A regulatory order from the Cyberspace Administration of China (CAC), has ordered all app stores in China to take down the mobile app of ride-hailing giant Didi Global Inc. This development comes on the heels of the company’s debut in the New York Stock Exchange and an investigation by the aforementioned authority into the company’s operation.
For quite some time now, Chinese authorities have been holding crackdowns that have gravely affected the cryptocurrency and tech space. Big companies like Alibaba were not left out of this widespread regulatory dyspnea by Chinese authorities.
According to the Cyberspace Administration of China (CAC) – the regulatory body that issued the ban against Didi, the ride-hailing giant was found guilty of dire violations in how the personal information of users was collected and used. The regulatory body, in a statement, required Didi to rectify these problems and also said that Didi was not to accept new customers until it completes its probe.
Commenting on the development, Martin Chorzempa – a senior fellow at the Peterson Institute for International Economics said that “both the Ant IPO cancellation and this action on Didi show that IPOs can be very dangerous in China, shedding light on one’s scale and operations that invite regulatory scrutiny”.

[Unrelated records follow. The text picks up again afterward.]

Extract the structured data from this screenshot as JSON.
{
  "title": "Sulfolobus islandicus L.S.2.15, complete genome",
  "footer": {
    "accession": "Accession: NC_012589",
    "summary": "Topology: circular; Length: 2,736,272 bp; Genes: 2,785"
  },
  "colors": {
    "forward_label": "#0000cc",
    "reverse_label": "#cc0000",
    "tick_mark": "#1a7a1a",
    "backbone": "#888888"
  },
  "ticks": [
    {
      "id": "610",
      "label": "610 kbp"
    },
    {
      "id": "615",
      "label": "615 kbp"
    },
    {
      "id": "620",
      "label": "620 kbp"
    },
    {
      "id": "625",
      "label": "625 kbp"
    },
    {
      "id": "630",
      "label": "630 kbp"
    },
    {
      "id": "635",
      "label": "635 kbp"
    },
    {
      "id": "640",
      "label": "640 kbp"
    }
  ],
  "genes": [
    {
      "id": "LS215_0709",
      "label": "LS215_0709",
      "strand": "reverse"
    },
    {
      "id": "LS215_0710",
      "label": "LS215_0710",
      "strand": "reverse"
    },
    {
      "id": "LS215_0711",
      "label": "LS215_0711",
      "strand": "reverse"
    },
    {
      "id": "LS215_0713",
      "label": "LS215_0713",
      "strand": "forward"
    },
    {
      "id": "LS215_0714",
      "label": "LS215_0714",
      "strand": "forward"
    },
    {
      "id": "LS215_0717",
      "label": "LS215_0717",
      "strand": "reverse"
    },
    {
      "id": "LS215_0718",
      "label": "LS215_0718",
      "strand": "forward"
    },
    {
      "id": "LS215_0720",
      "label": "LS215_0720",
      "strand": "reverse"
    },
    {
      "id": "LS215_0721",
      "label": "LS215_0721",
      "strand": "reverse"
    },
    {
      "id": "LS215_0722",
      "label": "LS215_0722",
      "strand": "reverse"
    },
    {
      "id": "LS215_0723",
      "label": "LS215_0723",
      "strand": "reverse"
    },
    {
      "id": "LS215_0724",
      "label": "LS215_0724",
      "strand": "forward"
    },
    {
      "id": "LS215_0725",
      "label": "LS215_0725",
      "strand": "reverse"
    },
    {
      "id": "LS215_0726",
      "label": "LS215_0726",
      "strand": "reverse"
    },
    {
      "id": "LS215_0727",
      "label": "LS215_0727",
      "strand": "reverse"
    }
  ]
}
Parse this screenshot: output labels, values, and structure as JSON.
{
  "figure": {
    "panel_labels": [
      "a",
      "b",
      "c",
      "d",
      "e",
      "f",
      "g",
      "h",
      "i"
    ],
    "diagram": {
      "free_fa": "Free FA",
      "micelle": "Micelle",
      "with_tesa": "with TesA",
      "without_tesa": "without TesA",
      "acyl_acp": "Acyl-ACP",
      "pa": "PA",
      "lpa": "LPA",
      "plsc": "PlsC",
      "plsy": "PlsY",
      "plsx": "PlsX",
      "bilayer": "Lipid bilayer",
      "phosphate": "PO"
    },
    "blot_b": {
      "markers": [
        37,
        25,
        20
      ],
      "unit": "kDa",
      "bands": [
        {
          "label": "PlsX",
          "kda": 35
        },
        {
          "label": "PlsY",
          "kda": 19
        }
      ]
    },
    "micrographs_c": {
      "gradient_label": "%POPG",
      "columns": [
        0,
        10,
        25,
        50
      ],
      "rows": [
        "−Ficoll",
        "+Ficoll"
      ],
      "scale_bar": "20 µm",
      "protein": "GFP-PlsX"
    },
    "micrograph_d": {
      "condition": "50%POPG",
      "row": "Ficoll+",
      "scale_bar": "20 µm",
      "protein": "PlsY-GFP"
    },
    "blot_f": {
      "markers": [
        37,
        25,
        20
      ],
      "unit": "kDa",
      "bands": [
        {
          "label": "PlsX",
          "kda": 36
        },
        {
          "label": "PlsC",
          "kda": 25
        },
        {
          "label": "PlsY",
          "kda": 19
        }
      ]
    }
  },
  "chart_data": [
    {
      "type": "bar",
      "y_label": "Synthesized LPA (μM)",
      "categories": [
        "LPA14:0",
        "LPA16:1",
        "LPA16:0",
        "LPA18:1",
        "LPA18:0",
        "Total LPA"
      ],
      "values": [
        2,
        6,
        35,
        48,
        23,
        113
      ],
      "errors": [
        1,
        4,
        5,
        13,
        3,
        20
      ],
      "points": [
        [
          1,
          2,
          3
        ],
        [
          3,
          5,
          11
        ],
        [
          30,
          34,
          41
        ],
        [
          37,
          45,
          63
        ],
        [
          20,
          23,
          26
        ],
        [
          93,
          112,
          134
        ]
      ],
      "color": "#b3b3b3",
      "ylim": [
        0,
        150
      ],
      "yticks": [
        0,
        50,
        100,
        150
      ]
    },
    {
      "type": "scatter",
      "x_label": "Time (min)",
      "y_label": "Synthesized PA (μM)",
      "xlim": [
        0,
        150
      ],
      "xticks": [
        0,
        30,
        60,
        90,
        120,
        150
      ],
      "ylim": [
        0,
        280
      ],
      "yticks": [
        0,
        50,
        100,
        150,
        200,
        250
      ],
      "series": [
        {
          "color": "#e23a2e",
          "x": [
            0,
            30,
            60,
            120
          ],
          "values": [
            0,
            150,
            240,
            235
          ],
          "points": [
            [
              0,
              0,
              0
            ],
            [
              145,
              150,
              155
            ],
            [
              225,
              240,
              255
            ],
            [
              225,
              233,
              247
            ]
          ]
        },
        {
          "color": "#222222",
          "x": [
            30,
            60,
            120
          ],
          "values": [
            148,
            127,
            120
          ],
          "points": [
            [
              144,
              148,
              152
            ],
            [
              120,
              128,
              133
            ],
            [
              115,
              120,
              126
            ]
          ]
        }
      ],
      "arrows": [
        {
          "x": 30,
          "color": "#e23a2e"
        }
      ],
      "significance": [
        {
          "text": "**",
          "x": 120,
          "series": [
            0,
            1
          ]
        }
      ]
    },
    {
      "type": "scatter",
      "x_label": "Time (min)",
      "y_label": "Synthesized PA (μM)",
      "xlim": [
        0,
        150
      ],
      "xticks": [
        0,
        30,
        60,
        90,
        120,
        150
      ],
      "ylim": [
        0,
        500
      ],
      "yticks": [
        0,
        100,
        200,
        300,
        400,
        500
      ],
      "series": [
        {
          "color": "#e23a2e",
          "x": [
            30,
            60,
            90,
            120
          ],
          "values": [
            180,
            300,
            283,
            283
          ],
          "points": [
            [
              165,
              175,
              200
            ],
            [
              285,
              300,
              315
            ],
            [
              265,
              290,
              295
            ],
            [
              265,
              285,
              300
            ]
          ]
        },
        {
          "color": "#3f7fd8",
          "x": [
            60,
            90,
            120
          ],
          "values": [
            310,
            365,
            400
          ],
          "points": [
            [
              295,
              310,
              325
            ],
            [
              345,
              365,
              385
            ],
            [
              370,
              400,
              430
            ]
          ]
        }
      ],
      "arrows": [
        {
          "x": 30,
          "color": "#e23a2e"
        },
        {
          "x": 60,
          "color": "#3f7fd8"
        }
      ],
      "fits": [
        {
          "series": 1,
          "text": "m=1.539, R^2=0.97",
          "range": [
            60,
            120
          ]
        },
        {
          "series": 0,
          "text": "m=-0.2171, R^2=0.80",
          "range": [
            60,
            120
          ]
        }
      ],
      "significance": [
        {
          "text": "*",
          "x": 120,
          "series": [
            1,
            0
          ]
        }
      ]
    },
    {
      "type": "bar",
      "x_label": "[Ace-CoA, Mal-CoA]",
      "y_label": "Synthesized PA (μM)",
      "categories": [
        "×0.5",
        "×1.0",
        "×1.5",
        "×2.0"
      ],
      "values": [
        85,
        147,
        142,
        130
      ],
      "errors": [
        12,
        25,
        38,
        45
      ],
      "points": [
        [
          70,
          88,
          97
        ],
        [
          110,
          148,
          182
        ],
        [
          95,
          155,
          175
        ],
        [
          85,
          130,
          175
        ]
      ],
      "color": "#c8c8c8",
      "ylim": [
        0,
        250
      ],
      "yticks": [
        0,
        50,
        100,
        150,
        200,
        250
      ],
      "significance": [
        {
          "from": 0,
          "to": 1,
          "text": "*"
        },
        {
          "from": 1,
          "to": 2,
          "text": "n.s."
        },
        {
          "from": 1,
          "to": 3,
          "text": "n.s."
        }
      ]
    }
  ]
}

Didi raised $4.4 billion from investors from its New York stock listing about a week ago and has a market value of $75 billion. Didi shares fell 5.3 percent after the announcement by the Cybersecurity Administration of China (CAC) that it plans on reviewing the company.
With the ban, all app stores in China are to take down Didi’s app which translates to not being able to welcome new customers. Customers who, however, already have the app can keep on accessing Didi’s services, the company announced via social media.
Without elaborating, Didi mentioned that it will comply with the regulatory rules. The company also mentioned that it expects that “the app takedown may have an adverse impact on its revenue in China”. According to analysts, the app takedown should not affect the company’s earnings by much as its user base in China is large. They also believe that since the ban does not restrict existing customers, it shouldn’t be a major hit on the company’s revenue.
Founded in 2012, Didi is operational in more than 15 countries and reported $6.5 billion as revenue for the first quarter of this year.